Isotipo : IgG1, kappa
Clone: PgR 6361
Concentração da IgG de ratinho em mg/L: Ver o rótulo do frasco.
Aquando da realização de IHC com o sistema de detecção LSAB™2, utilize uma diluição de 1:50 numa incubação de 10 a 30 minutos com
o Anti-PR, PgR 636 diluído. Estas indicações são apenas orientadoras. As concentrações ideais de anticorpo poderão variar, dependendo
da amostra e do método de preparação, e devem ser determinadas por cada laboratório.

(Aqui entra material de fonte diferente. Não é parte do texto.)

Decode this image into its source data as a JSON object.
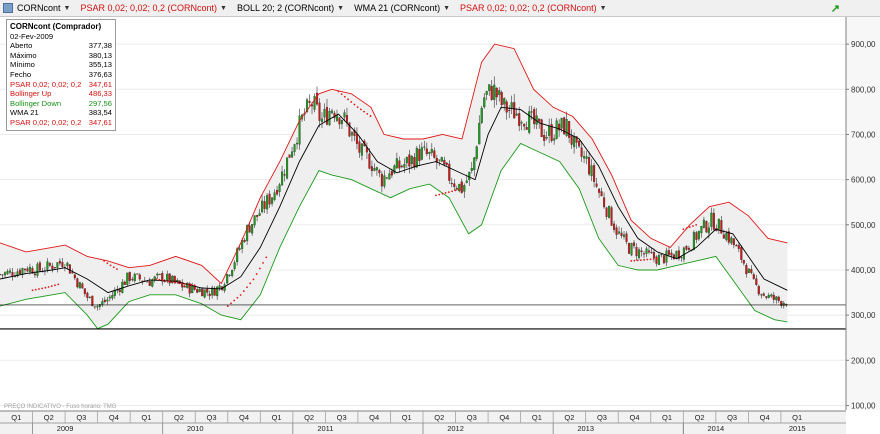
{
  "toolbar": {
    "items": [
      {
        "label": "CORNcont",
        "color": "#000000"
      },
      {
        "label": "PSAR 0,02; 0,02; 0,2 (CORNcont)",
        "color": "#d01010"
      },
      {
        "label": "BOLL 20; 2 (CORNcont)",
        "color": "#000000"
      },
      {
        "label": "WMA 21 (CORNcont)",
        "color": "#000000"
      },
      {
        "label": "PSAR 0,02; 0,02; 0,2 (CORNcont)",
        "color": "#d01010"
      }
    ]
  },
  "legend": {
    "title": "CORNcont (Comprador)",
    "date": "02-Fev-2009",
    "rows": [
      {
        "label": "Aberto",
        "value": "377,38",
        "color": "#000000"
      },
      {
        "label": "Máximo",
        "value": "380,13",
        "color": "#000000"
      },
      {
        "label": "Mínimo",
        "value": "355,13",
        "color": "#000000"
      },
      {
        "label": "Fecho",
        "value": "376,63",
        "color": "#000000"
      },
      {
        "label": "PSAR 0,02; 0,02; 0,2",
        "value": "347,61",
        "color": "#d01010"
      },
      {
        "label": "Bollinger Up",
        "value": "486,33",
        "color": "#d01010"
      },
      {
        "label": "Bollinger Down",
        "value": "297,56",
        "color": "#189018"
      },
      {
        "label": "WMA 21",
        "value": "383,54",
        "color": "#000000"
      },
      {
        "label": "PSAR 0,02; 0,02; 0,2",
        "value": "347,61",
        "color": "#d01010"
      }
    ]
  },
  "footer_note": "PREÇO INDICATIVO - Fuso horário: TMG",
  "chart_data": {
    "type": "candlestick",
    "y_ticks": [
      "100,00",
      "200,00",
      "300,00",
      "400,00",
      "500,00",
      "600,00",
      "700,00",
      "800,00",
      "900,00"
    ],
    "ylim": [
      90,
      960
    ],
    "xlim": [
      2008.75,
      2015.25
    ],
    "quarters": [
      {
        "label": "Q1",
        "t": 2008.875
      },
      {
        "label": "Q2",
        "t": 2009.125
      },
      {
        "label": "Q3",
        "t": 2009.375
      },
      {
        "label": "Q4",
        "t": 2009.625
      },
      {
        "label": "Q1",
        "t": 2009.875
      },
      {
        "label": "Q2",
        "t": 2010.125
      },
      {
        "label": "Q3",
        "t": 2010.375
      },
      {
        "label": "Q4",
        "t": 2010.625
      },
      {
        "label": "Q1",
        "t": 2010.875
      },
      {
        "label": "Q2",
        "t": 2011.125
      },
      {
        "label": "Q3",
        "t": 2011.375
      },
      {
        "label": "Q4",
        "t": 2011.625
      },
      {
        "label": "Q1",
        "t": 2011.875
      },
      {
        "label": "Q2",
        "t": 2012.125
      },
      {
        "label": "Q3",
        "t": 2012.375
      },
      {
        "label": "Q4",
        "t": 2012.625
      },
      {
        "label": "Q1",
        "t": 2012.875
      },
      {
        "label": "Q2",
        "t": 2013.125
      },
      {
        "label": "Q3",
        "t": 2013.375
      },
      {
        "label": "Q4",
        "t": 2013.625
      },
      {
        "label": "Q1",
        "t": 2013.875
      },
      {
        "label": "Q2",
        "t": 2014.125
      },
      {
        "label": "Q3",
        "t": 2014.375
      },
      {
        "label": "Q4",
        "t": 2014.625
      },
      {
        "label": "Q1",
        "t": 2014.875
      }
    ],
    "years": [
      {
        "label": "2009",
        "t": 2009.25
      },
      {
        "label": "2010",
        "t": 2010.25
      },
      {
        "label": "2011",
        "t": 2011.25
      },
      {
        "label": "2012",
        "t": 2012.25
      },
      {
        "label": "2013",
        "t": 2013.25
      },
      {
        "label": "2014",
        "t": 2014.25
      },
      {
        "label": "2015",
        "t": 2014.875
      }
    ],
    "close_path": [
      [
        2008.75,
        390
      ],
      [
        2008.85,
        395
      ],
      [
        2008.95,
        405
      ],
      [
        2009.05,
        400
      ],
      [
        2009.15,
        410
      ],
      [
        2009.25,
        420
      ],
      [
        2009.33,
        380
      ],
      [
        2009.42,
        340
      ],
      [
        2009.5,
        320
      ],
      [
        2009.58,
        335
      ],
      [
        2009.66,
        360
      ],
      [
        2009.74,
        385
      ],
      [
        2009.82,
        380
      ],
      [
        2009.9,
        375
      ],
      [
        2010.0,
        385
      ],
      [
        2010.1,
        370
      ],
      [
        2010.2,
        360
      ],
      [
        2010.3,
        355
      ],
      [
        2010.37,
        350
      ],
      [
        2010.45,
        365
      ],
      [
        2010.55,
        420
      ],
      [
        2010.65,
        490
      ],
      [
        2010.75,
        530
      ],
      [
        2010.85,
        570
      ],
      [
        2010.93,
        620
      ],
      [
        2011.0,
        680
      ],
      [
        2011.08,
        740
      ],
      [
        2011.15,
        770
      ],
      [
        2011.22,
        730
      ],
      [
        2011.3,
        760
      ],
      [
        2011.38,
        740
      ],
      [
        2011.45,
        700
      ],
      [
        2011.52,
        660
      ],
      [
        2011.6,
        640
      ],
      [
        2011.68,
        600
      ],
      [
        2011.75,
        620
      ],
      [
        2011.83,
        630
      ],
      [
        2011.9,
        640
      ],
      [
        2011.98,
        660
      ],
      [
        2012.06,
        650
      ],
      [
        2012.14,
        630
      ],
      [
        2012.22,
        600
      ],
      [
        2012.3,
        580
      ],
      [
        2012.38,
        620
      ],
      [
        2012.46,
        780
      ],
      [
        2012.54,
        800
      ],
      [
        2012.62,
        760
      ],
      [
        2012.7,
        750
      ],
      [
        2012.78,
        740
      ],
      [
        2012.86,
        720
      ],
      [
        2012.94,
        700
      ],
      [
        2013.02,
        710
      ],
      [
        2013.1,
        720
      ],
      [
        2013.18,
        660
      ],
      [
        2013.26,
        640
      ],
      [
        2013.34,
        580
      ],
      [
        2013.42,
        530
      ],
      [
        2013.5,
        480
      ],
      [
        2013.58,
        450
      ],
      [
        2013.66,
        440
      ],
      [
        2013.74,
        430
      ],
      [
        2013.82,
        425
      ],
      [
        2013.9,
        430
      ],
      [
        2013.98,
        440
      ],
      [
        2014.06,
        460
      ],
      [
        2014.14,
        490
      ],
      [
        2014.22,
        510
      ],
      [
        2014.3,
        490
      ],
      [
        2014.38,
        460
      ],
      [
        2014.46,
        420
      ],
      [
        2014.54,
        370
      ],
      [
        2014.62,
        345
      ],
      [
        2014.7,
        335
      ],
      [
        2014.76,
        330
      ],
      [
        2014.8,
        330
      ]
    ],
    "wma21": [
      [
        2008.75,
        380
      ],
      [
        2008.95,
        392
      ],
      [
        2009.15,
        400
      ],
      [
        2009.25,
        405
      ],
      [
        2009.42,
        380
      ],
      [
        2009.58,
        350
      ],
      [
        2009.74,
        365
      ],
      [
        2009.9,
        378
      ],
      [
        2010.1,
        375
      ],
      [
        2010.3,
        360
      ],
      [
        2010.45,
        358
      ],
      [
        2010.6,
        385
      ],
      [
        2010.75,
        450
      ],
      [
        2010.9,
        540
      ],
      [
        2011.05,
        640
      ],
      [
        2011.2,
        720
      ],
      [
        2011.35,
        745
      ],
      [
        2011.5,
        700
      ],
      [
        2011.65,
        640
      ],
      [
        2011.8,
        615
      ],
      [
        2011.95,
        630
      ],
      [
        2012.1,
        640
      ],
      [
        2012.25,
        620
      ],
      [
        2012.4,
        600
      ],
      [
        2012.5,
        700
      ],
      [
        2012.6,
        760
      ],
      [
        2012.75,
        755
      ],
      [
        2012.9,
        725
      ],
      [
        2013.05,
        712
      ],
      [
        2013.2,
        690
      ],
      [
        2013.35,
        630
      ],
      [
        2013.5,
        540
      ],
      [
        2013.65,
        470
      ],
      [
        2013.8,
        440
      ],
      [
        2013.95,
        425
      ],
      [
        2014.1,
        450
      ],
      [
        2014.25,
        490
      ],
      [
        2014.38,
        480
      ],
      [
        2014.5,
        430
      ],
      [
        2014.62,
        380
      ],
      [
        2014.8,
        355
      ]
    ],
    "bollinger_up": [
      [
        2008.75,
        460
      ],
      [
        2008.95,
        440
      ],
      [
        2009.15,
        450
      ],
      [
        2009.25,
        455
      ],
      [
        2009.42,
        430
      ],
      [
        2009.58,
        420
      ],
      [
        2009.74,
        405
      ],
      [
        2009.9,
        410
      ],
      [
        2010.1,
        430
      ],
      [
        2010.3,
        410
      ],
      [
        2010.45,
        370
      ],
      [
        2010.6,
        460
      ],
      [
        2010.75,
        560
      ],
      [
        2010.9,
        640
      ],
      [
        2011.05,
        730
      ],
      [
        2011.2,
        790
      ],
      [
        2011.3,
        800
      ],
      [
        2011.45,
        790
      ],
      [
        2011.6,
        760
      ],
      [
        2011.7,
        700
      ],
      [
        2011.85,
        690
      ],
      [
        2012.0,
        690
      ],
      [
        2012.15,
        700
      ],
      [
        2012.3,
        690
      ],
      [
        2012.45,
        860
      ],
      [
        2012.55,
        900
      ],
      [
        2012.7,
        890
      ],
      [
        2012.85,
        800
      ],
      [
        2013.0,
        760
      ],
      [
        2013.15,
        740
      ],
      [
        2013.3,
        690
      ],
      [
        2013.45,
        610
      ],
      [
        2013.6,
        510
      ],
      [
        2013.75,
        470
      ],
      [
        2013.9,
        450
      ],
      [
        2014.05,
        500
      ],
      [
        2014.2,
        540
      ],
      [
        2014.35,
        550
      ],
      [
        2014.5,
        520
      ],
      [
        2014.65,
        470
      ],
      [
        2014.8,
        460
      ]
    ],
    "bollinger_down": [
      [
        2008.75,
        320
      ],
      [
        2008.95,
        335
      ],
      [
        2009.15,
        345
      ],
      [
        2009.25,
        350
      ],
      [
        2009.42,
        300
      ],
      [
        2009.5,
        270
      ],
      [
        2009.58,
        280
      ],
      [
        2009.74,
        330
      ],
      [
        2009.9,
        345
      ],
      [
        2010.1,
        345
      ],
      [
        2010.3,
        325
      ],
      [
        2010.45,
        300
      ],
      [
        2010.6,
        290
      ],
      [
        2010.75,
        345
      ],
      [
        2010.9,
        450
      ],
      [
        2011.05,
        540
      ],
      [
        2011.2,
        620
      ],
      [
        2011.3,
        610
      ],
      [
        2011.45,
        600
      ],
      [
        2011.6,
        580
      ],
      [
        2011.75,
        560
      ],
      [
        2011.9,
        580
      ],
      [
        2012.05,
        590
      ],
      [
        2012.2,
        560
      ],
      [
        2012.35,
        480
      ],
      [
        2012.45,
        500
      ],
      [
        2012.6,
        620
      ],
      [
        2012.75,
        680
      ],
      [
        2012.9,
        660
      ],
      [
        2013.05,
        640
      ],
      [
        2013.2,
        580
      ],
      [
        2013.35,
        470
      ],
      [
        2013.5,
        410
      ],
      [
        2013.65,
        400
      ],
      [
        2013.8,
        400
      ],
      [
        2013.95,
        410
      ],
      [
        2014.1,
        420
      ],
      [
        2014.25,
        430
      ],
      [
        2014.4,
        370
      ],
      [
        2014.55,
        310
      ],
      [
        2014.7,
        290
      ],
      [
        2014.8,
        285
      ]
    ],
    "psar_segments": [
      [
        [
          2009.0,
          355
        ],
        [
          2009.12,
          362
        ],
        [
          2009.22,
          370
        ]
      ],
      [
        [
          2009.55,
          420
        ],
        [
          2009.6,
          410
        ],
        [
          2009.66,
          400
        ]
      ],
      [
        [
          2009.95,
          380
        ],
        [
          2010.1,
          372
        ],
        [
          2010.25,
          366
        ]
      ],
      [
        [
          2010.5,
          320
        ],
        [
          2010.6,
          345
        ],
        [
          2010.7,
          380
        ],
        [
          2010.8,
          430
        ]
      ],
      [
        [
          2011.35,
          795
        ],
        [
          2011.5,
          760
        ],
        [
          2011.6,
          740
        ]
      ],
      [
        [
          2012.1,
          565
        ],
        [
          2012.3,
          580
        ]
      ],
      [
        [
          2013.6,
          420
        ],
        [
          2013.8,
          425
        ]
      ],
      [
        [
          2014.0,
          490
        ],
        [
          2014.1,
          500
        ]
      ]
    ],
    "price_markers": [
      {
        "label": "322,50",
        "value": 322.5
      },
      {
        "label": "269,50",
        "value": 269.5
      }
    ],
    "colors": {
      "up_candle": "#1c9a1c",
      "down_candle": "#c81818",
      "wma": "#000000",
      "bollinger_up": "#e01818",
      "bollinger_down": "#1c9a1c",
      "band_fill": "#efefef",
      "psar": "#e01818"
    }
  }
}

A concentração de proteína pode variar entre lotes sem influenciar a diluição ideal. O título de cada lote individual é comparado e ajustado
face a um lote de referência para assegurar um desempenho consistente da coloração imuno-histoquímica entre lotes.
Imunogénio
Forma A intacta recombinante do receptor humano da progesterona fixado em formol1
Especificidade
Demonstrou-se a reactividade do anti-PR, PgR 636 com as formas PR-A e PR-B através da técnica de Western blot de extractos celulares
inteiros, e reage com os PR livres e ligados a hormona.1 O epítopo foi mapeado em relação ao domínio do grupo amina terminal partilhado
pelo PR-A e PR-B.
Materiais necessários mas não fornecidos
Consultar as Instruções Gerais para Coloração Imuno-histoquímica da Dako e/ou as instruções do sistema de detecção. Utilize ainda o
seguinte reagente de controlo negativo:
Mouse IgG1 (referência X0931)
Precauções
1. Para utilizadores profissionais.
2. Este produto contém azida de sódio (NaN3), um produto químico altamente tóxico na forma pura. Em situações de concentração do
produto, embora não sendo classificadas como perigosas, a NaN3 pode reagir com as canalizações de chumbo e de cobre, formando
acumulações altamente explosivas de azidas metálicas. Ao eliminar o produto, adicionar água abundante para evitar a acumulação de
azidas metálicas na canalização.
3. Tal como acontece com qualquer produto de origem biológica, deverão utilizar-se procedimentos de manuseamento adequados.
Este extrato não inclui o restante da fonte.